Court Opinion

ID: 3264795
Source: CourtListenerOpinion
Date Created: 2016-07-05 16:34:14.87715+00
Date Added: 2024-06-11T13:59:56.010828
License: Public Domain

HAND DELIVERED
Honorable Bill Clinton, Governor Office of the Governor State Capitol Building Little Rock, AR  72201
Dear Governor Clinton:
You have requested an official opinion concerning the constitutionality of proposed House Bill 1343.  As you know, this proposed Bill would amend Arkansas law to suspend the current two percent (2%) discount for prompt payment of Arkansas' gross receipts tax by vendors for the months of January, February, March, April and May, 1987.  Currently, the taxpayer-vendor remits to the Department of Finance and Administration ninety-eight percent (98%) of the tax due to the State so long as said taxpayer-vendor remits such tax on or before the twentieth (20th) day of the applicable month.

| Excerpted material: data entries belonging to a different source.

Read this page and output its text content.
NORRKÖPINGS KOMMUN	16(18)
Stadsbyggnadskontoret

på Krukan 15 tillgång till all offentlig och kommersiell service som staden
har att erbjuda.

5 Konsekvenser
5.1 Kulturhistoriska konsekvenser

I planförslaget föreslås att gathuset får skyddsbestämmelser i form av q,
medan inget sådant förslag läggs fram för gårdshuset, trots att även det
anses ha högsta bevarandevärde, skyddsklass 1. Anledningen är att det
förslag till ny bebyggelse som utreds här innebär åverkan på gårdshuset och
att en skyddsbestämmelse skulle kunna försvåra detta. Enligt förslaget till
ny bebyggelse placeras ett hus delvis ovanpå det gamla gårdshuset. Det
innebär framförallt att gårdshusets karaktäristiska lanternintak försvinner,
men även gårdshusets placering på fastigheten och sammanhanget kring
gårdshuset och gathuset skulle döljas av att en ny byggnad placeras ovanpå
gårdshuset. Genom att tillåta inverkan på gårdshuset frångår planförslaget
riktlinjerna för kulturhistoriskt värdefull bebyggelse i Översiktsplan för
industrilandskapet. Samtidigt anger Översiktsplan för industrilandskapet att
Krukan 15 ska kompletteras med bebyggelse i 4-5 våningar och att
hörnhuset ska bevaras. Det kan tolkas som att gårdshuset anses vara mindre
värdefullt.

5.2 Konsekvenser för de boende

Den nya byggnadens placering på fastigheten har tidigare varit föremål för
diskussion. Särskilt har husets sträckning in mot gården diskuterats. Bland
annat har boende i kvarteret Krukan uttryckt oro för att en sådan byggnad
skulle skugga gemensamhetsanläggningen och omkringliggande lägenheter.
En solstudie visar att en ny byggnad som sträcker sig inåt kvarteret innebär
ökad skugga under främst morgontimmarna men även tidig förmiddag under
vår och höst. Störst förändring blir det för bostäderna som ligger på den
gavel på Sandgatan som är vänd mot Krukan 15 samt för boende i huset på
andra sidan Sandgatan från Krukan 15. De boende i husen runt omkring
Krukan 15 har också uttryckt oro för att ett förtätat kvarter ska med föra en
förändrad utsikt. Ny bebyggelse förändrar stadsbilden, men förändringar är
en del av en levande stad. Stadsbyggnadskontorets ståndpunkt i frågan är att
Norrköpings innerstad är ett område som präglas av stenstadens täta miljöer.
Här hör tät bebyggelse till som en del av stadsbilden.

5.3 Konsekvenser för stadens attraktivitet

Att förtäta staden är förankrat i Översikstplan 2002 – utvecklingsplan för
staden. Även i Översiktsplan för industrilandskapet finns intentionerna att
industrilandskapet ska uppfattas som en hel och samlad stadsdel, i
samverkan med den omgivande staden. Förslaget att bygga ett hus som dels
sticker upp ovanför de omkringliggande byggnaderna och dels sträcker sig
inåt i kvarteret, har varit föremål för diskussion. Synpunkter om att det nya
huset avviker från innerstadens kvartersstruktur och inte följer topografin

Arkansas' Constitution of 1874 grants its citizens rights of life, liberty and the possession and protection of property as does the United States Constitution.  Art. 2, 2.  In addition, 22 of Article 2 provides that the right of property is before and higher than any constitutional sanction and private property shall not be taken, appropriated or damaged for public use without just compensation therefor.
Presumably, taxpayer-vendors who would not be allowed the two percent (2%) discount for prompt payment of the gross receipts tax for the months in question pursuant to House Bill 1343 would base any constitutional challenge to that Bill's provisions on the deprivation of their "property" without adequate justification being asserted by the State.
It is my opinion that House Bill 1343 is not constitutionally deficient in this regard for the following reasons.
The Arkansas Supreme Court has, on several occasions, held that the gross receipts tax is in the form of an "excise" or "privilege" tax of which the Legislature has broad discretion in determining method and manner of payment. See, Wiseman v. Phillips, 191 Ark. 63, 84 S.W.2d 91; (1935); Arkansas Power and Light Company v. Roth, 193 Ark. 1015, 1018, 104 S.W.2d 207 (1937); (based on current gross receipts tax's predecessor); Hardin v. Vestal, 204 Ark. 492, 495, 162 S.W.2d 923 (1942).
In addition, the gross receipts tax is only collected by the taxpayer-vendor who serves as a conduit from the consumer of the product to the State of Arkansas.
Certainly, the Legislature can provide that statutorily created tax collectors as agents of the State may receive compensation for their collecting services pursuant to statutory authority.  See, Mears v. Little Rock School  District, 268 Ark. 30,593 S.W.2d 42 (1980).  The Legislature has, in the past, provided that taxpayer-vendors may receive such a "commission" in the amount of two percent (2%) of collections actually due the State as an incentive for prompt transmittal of the collections. Ark. Stat. Ann. 84-1915 ;(Repl. 1980).
This statutory incentive or commission is allowed as a matter of legislative prerogative, however does not imbue the collector with a property right, other than that legislatively given, to receive such commissions.  House Bill 1343 would merely suspend the commissions for a fixed time.
This fact, coupled with the Legislature's broad powers with respect to taxation, Potts v. McCastlain, 240 Ark. 654, 657,401 S.W.2d 220 (1966), cert. den., 385 U.S. 946 (1966), make it unlikely that a challenge based on the alleged unconstitutional taking of property by House Bill 1343 would prevail.
The foregoing opinion, which I hereby approve, was prepared by Special Counsel to the Attorney General, R.B. Friedlander.